Why should we trust this book? What qualifies this author to speak about life so authoritatively?
Solomon is not named, but there are clues; son of David, King of Israel, rich, wise.
As we look ahead of us, we can look forward to a sameness. There are things we can expect day after day.
An architectural folly—built for no purpose; pretty, but empty.
Verse two is the theme of this book—Everything is meaningless.
As you grasp for things in this life, it’s like grasping the wind.
Everything is fleeting; nothing is lasting; pursuing empty pleasures.
Was this the way it was supposed to be? No.
At Creation, everything had meaning.
After sin, man began a mundane, difficult existence. Gen. 3:17-19
Creation itself was affected by the fall.
We can’t keep anything.
Our actions have no purpose.
Think of your ancestors. You may be able to name them, but you don’t know them.
The cycles of generations, even the monotony of sunrise and sunset testify to the treadmill of life.
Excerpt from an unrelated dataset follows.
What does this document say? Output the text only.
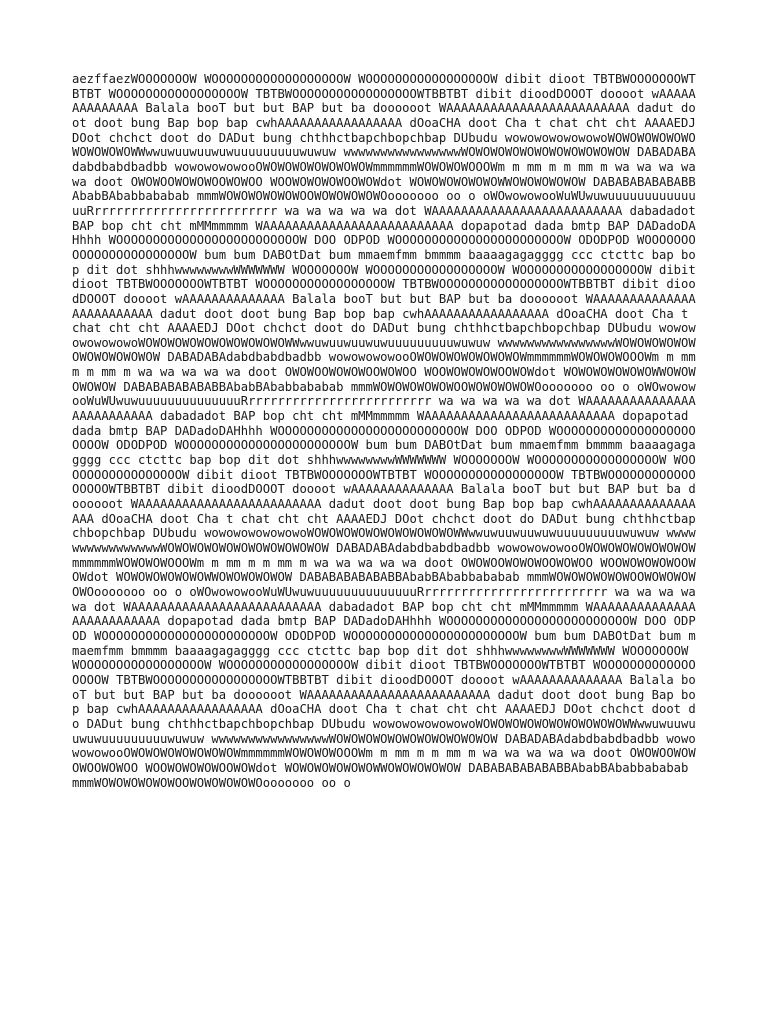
aezffaezWOOOOOOOW WOOOOOOOOOOOOOOOOOOW WOOOOOOOOOOOOOOOOOW dibit dioot TBTBWOOOOOOOWTBTBT WOOOOOOOOOOOOOOOOOW TBTBWOOOOOOOOOOOOOOOOOWTBBTBT dibit dioodDOOOT doooot wAAAAAAAAAAAAAA Balala booT but but BAP but ba doooooot WAAAAAAAAAAAAAAAAAAAAAAAAA dadut doot doot bung Bap bop bap cwhAAAAAAAAAAAAAAAAA dOoaCHA doot Cha t chat cht cht AAAAEDJ DOot chchct doot do DADut bung chthhctbapchbopchbap DUbudu wowowowowowowoWOWOWOWOWOWOWOWOWOWOWWwwuwuuwuuwuwuuuuuuuuuwuwuw wwwwwwwwwwwwwwwwWOWOWOWOWOWOWOWOWOWOWOW DABADABAdabdbabdbadbb wowowowowooOWOWOWOWOWOWOWOWmmmmmmWOWOWOWOOOWm m mm m m mm m wa wa wa wa wa doot OWOWOOWOWOWOOWOWOO WOOWOWOWOWOOWOWdot WOWOWOWOWOWOWWOWOWOWOWOW DABABABABABABBAbabBAbabbababab mmmWOWOWOWOWOWOOWOWOWOWOWOooooooo oo o oWOwowowooWuWUwuwuuuuuuuuuuuuuuRrrrrrrrrrrrrrrrrrrrrrrrrr wa wa wa wa wa dot WAAAAAAAAAAAAAAAAAAAAAAAAAA dabadadot BAP bop cht cht mMMmmmmm WAAAAAAAAAAAAAAAAAAAAAAAAAA dopapotad dada bmtp BAP DADadoDAHhhh WOOOOOOOOOOOOOOOOOOOOOOOOOW DOO ODPOD WOOOOOOOOOOOOOOOOOOOOOOOW ODODPOD WOOOOOOOOOOOOOOOOOOOOOOOW bum bum DABOtDat bum mmaemfmm bmmmm baaaagagagggg ccc ctcttc bap bop dit dot shhhwwwwwwwwWWWWWWW WOOOOOOOW WOOOOOOOOOOOOOOOOOW WOOOOOOOOOOOOOOOOOW dibit dioot TBTBWOOOOOOOWTBTBT WOOOOOOOOOOOOOOOOOW TBTBWOOOOOOOOOOOOOOOOOWTBBTBT dibit dioodDOOOT doooot wAAAAAAAAAAAAAA Balala booT but but BAP but ba doooooot WAAAAAAAAAAAAAAAAAAAAAAAAA dadut doot doot bung Bap bop bap cwhAAAAAAAAAAAAAAAAA dOoaCHA doot Cha t chat cht cht AAAAEDJ DOot chchct doot do DADut bung chthhctbapchbopchbap DUbudu wowowowowowowoWOWOWOWOWOWOWOWOWOWOWWwwuwuuwuuwuwuuuuuuuuuwuwuw wwwwwwwwwwwwwwwwWOWOWOWOWOWOWOWOWOWOWOW DABADABAdabdbabdbadbb wowowowowooOWOWOWOWOWOWOWOWmmmmmmWOWOWOWOOOWm m mm m m mm m wa wa wa wa wa doot OWOWOOWOWOWOOWOWOO WOOWOWOWOWOOWOWdot WOWOWOWOWOWOWWOWOWOWOWOW DABABABABABABBAbabBAbabbababab mmmWOWOWOWOWOWOOWOWOWOWOWOooooooo oo o oWOwowowooWuWUwuwuuuuuuuuuuuuuuRrrrrrrrrrrrrrrrrrrrrrrrrr wa wa wa wa wa dot WAAAAAAAAAAAAAAAAAAAAAAAAAA dabadadot BAP bop cht cht mMMmmmmm WAAAAAAAAAAAAAAAAAAAAAAAAAA dopapotad dada bmtp BAP DADadoDAHhhh WOOOOOOOOOOOOOOOOOOOOOOOOOW DOO ODPOD WOOOOOOOOOOOOOOOOOOOOOOOW ODODPOD WOOOOOOOOOOOOOOOOOOOOOOOW bum bum DABOtDat bum mmaemfmm bmmmm baaaagagagggg ccc ctcttc bap bop dit dot shhhwwwwwwwwWWWWWWW WOOOOOOOW WOOOOOOOOOOOOOOOOOW WOOOOOOOOOOOOOOOOOW dibit dioot TBTBWOOOOOOOWTBTBT WOOOOOOOOOOOOOOOOOW TBTBWOOOOOOOOOOOOOOOOOWTBBTBT dibit dioodDOOOT doooot wAAAAAAAAAAAAAA Balala booT but but BAP but ba doooooot WAAAAAAAAAAAAAAAAAAAAAAAAA dadut doot doot bung Bap bop bap cwhAAAAAAAAAAAAAAAAA dOoaCHA doot Cha t chat cht cht AAAAEDJ DOot chchct doot do DADut bung chthhctbapchbopchbap DUbudu wowowowowowowoWOWOWOWOWOWOWOWOWOWOWWwwuwuuwuuwuwuuuuuuuuuwuwuw wwwwwwwwwwwwwwwwWOWOWOWOWOWOWOWOWOWOWOW DABADABAdabdbabdbadbb wowowowowooOWOWOWOWOWOWOWOWmmmmmmWOWOWOWOOOWm m mm m m mm m wa wa wa wa wa doot OWOWOOWOWOWOOWOWOO WOOWOWOWOWOOWOWdot WOWOWOWOWOWOWWOWOWOWOWOW DABABABABABABBAbabBAbabbababab mmmWOWOWOWOWOWOOWOWOWOWOWOooooooo oo o oWOwowowooWuWUwuwuuuuuuuuuuuuuuRrrrrrrrrrrrrrrrrrrrrrrrrr wa wa wa wa wa dot WAAAAAAAAAAAAAAAAAAAAAAAAAA dabadadot BAP bop cht cht mMMmmmmm WAAAAAAAAAAAAAAAAAAAAAAAAAA dopapotad dada bmtp BAP DADadoDAHhhh WOOOOOOOOOOOOOOOOOOOOOOOOOW DOO ODPOD WOOOOOOOOOOOOOOOOOOOOOOOW ODODPOD WOOOOOOOOOOOOOOOOOOOOOOOW bum bum DABOtDat bum mmaemfmm bmmmm baaaagagagggg ccc ctcttc bap bop dit dot shhhwwwwwwwwWWWWWWW WOOOOOOOW WOOOOOOOOOOOOOOOOOW WOOOOOOOOOOOOOOOOOW dibit dioot TBTBWOOOOOOOWTBTBT WOOOOOOOOOOOOOOOOOW TBTBWOOOOOOOOOOOOOOOOOWTBBTBT dibit dioodDOOOT doooot wAAAAAAAAAAAAAA Balala booT but but BAP but ba doooooot WAAAAAAAAAAAAAAAAAAAAAAAAA dadut doot doot bung Bap bop bap cwhAAAAAAAAAAAAAAAAA dOoaCHA doot Cha t chat cht cht AAAAEDJ DOot chchct doot do DADut bung chthhctbapchbopchbap DUbudu wowowowowowowoWOWOWOWOWOWOWOWOWOWOWWwwuwuuwuuwuwuuuuuuuuuwuwuw wwwwwwwwwwwwwwwwWOWOWOWOWOWOWOWOWOWOWOW DABADABAdabdbabdbadbb wowowowowooOWOWOWOWOWOWOWOWmmmmmmWOWOWOWOOOWm m mm m m mm m wa wa wa wa wa doot OWOWOOWOWOWOOWOWOO WOOWOWOWOWOOWOWdot WOWOWOWOWOWOWWOWOWOWOWOW DABABABABABABBAbabBAbabbababab mmmWOWOWOWOWOWOOWOWOWOWOWOooooooo oo o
Fruitless activity is unsatisfying. It is wearisome.
We sometimes like to think we are different.
Of the millions of people that pass through history, how many are remembered?
For a non-Christian, your life has no meaning.
A believer’s life has purpose and meaning. We have been called.
The question is not what satisfies us.
What is your focus for the new year?
Build your house on the Rock. Lay up treasures in Heaven. What is the quality of your work for God?